Mrs. Pease got a peculiar expression on her face halfway through her lunch. She was short and round with dimpled elbows and dimpled knees and short curly white hair. She slid her glasses low on her nose and squinted into her soup. “There’s something staring at me in here.”

Her husband looked over her shoulder. “I don’t see anything.”

“Right there.” She pointed with her spoon. “It’s a little bitty eyeball.”

“That’s ridiculous,” he said. “What would an eyeball be doing in your soup?”

Ace jumped to Mrs. Pease’s side and dipped his spoon into her mug. “Okay, where is it? Where’s this eyeball from outer space?” He held the spoon an inch from his nose and studied its contents. “That’s not an eyeball. That’s a black-eyed pea.” He fired the object off his spoon slingshot style, and a seagull caught it in midair. “Seagulls love black-eyed peas,” he told Mrs. Pease. He looked at Stephanie and mouthed the word “eight.”

Stephanie took a biscuit and avoided looking in Ivan’s direction.

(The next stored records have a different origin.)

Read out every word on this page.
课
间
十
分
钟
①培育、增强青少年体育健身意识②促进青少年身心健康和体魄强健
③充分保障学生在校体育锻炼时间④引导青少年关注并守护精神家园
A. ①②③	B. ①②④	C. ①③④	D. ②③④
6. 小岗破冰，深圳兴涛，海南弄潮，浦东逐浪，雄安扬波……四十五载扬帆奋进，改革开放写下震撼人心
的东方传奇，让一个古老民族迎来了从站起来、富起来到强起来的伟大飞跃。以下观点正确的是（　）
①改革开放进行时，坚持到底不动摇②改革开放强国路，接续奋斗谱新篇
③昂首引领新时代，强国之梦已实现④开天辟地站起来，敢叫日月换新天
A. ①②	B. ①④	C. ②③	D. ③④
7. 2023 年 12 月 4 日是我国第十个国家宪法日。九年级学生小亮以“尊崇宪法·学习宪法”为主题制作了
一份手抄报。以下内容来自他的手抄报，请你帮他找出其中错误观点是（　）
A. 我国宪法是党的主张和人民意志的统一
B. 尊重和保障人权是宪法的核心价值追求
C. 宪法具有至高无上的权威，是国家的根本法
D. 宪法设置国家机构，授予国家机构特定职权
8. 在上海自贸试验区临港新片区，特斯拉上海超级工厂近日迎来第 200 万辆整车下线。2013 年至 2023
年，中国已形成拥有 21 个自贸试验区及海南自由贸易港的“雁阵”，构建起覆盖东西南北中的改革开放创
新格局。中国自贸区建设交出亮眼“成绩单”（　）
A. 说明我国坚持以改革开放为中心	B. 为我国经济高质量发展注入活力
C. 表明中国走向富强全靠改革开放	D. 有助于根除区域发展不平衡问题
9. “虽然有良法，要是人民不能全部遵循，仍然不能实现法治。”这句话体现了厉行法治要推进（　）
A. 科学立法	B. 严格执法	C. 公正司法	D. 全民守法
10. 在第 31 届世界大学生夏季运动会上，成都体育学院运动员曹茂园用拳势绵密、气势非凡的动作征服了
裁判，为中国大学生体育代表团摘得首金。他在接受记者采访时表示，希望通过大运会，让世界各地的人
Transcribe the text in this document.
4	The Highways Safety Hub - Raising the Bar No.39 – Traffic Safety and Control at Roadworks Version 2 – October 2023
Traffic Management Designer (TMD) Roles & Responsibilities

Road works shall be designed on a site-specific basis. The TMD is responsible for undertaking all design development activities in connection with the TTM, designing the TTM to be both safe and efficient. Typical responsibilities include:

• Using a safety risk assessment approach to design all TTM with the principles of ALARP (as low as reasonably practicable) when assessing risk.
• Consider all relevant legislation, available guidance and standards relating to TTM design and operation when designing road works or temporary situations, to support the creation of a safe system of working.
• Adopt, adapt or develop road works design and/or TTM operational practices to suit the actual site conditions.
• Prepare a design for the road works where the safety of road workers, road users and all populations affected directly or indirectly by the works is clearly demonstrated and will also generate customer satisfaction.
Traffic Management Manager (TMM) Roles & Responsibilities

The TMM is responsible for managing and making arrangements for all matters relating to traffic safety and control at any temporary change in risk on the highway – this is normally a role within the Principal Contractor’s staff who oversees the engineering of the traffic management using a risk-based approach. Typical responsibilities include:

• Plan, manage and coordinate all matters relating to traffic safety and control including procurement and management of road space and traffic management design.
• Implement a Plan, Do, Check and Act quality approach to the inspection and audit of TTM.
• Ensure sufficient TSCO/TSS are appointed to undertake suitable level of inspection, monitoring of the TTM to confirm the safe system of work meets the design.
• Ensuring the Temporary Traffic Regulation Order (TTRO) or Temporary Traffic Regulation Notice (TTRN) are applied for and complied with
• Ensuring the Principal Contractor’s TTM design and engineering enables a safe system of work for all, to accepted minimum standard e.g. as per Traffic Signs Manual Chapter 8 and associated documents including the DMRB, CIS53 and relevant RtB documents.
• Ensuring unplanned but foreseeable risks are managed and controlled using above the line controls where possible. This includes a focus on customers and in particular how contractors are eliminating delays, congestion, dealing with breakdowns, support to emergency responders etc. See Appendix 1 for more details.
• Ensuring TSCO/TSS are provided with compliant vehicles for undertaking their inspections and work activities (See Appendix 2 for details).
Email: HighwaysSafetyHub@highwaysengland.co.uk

“Our captain is staring,” Ace said. “You think he knows it was an eyeball?”

“Not a chance.”

“He looks intense,” Ace said. “I’ve only seen him look like that one time before. It was when Andy Newfarmer’s dog lifted his leg on Ivan’s new all-weather boots, and Ivan was in them.”

Stephanie nibbled on the biscuit. “What’s Ivan like? Have you known him long?”

“Ivan’s first-class. Comes from an old seafaring family. His grandfather and great- grandfather were captains of coasting schooners, and people tell me Ivan’s a descendant of Red Rasmussen, the pirate. Supposedly, Ivan’s house, Haben, is haunted by the ghost of Red’s widow. Lucy said Ivan sold the house this summer.”

Great, Stephanie thought, I bought a haunted house. Another point of interest the real estate lady failed to mention.

A gust of wind rattled the sails, Ivan spun the wheel, the ship leaned into the wind and surged ahead, and Stephanie found herself watching Ivan, trying to sort through a mixture of uncomfortable emotions.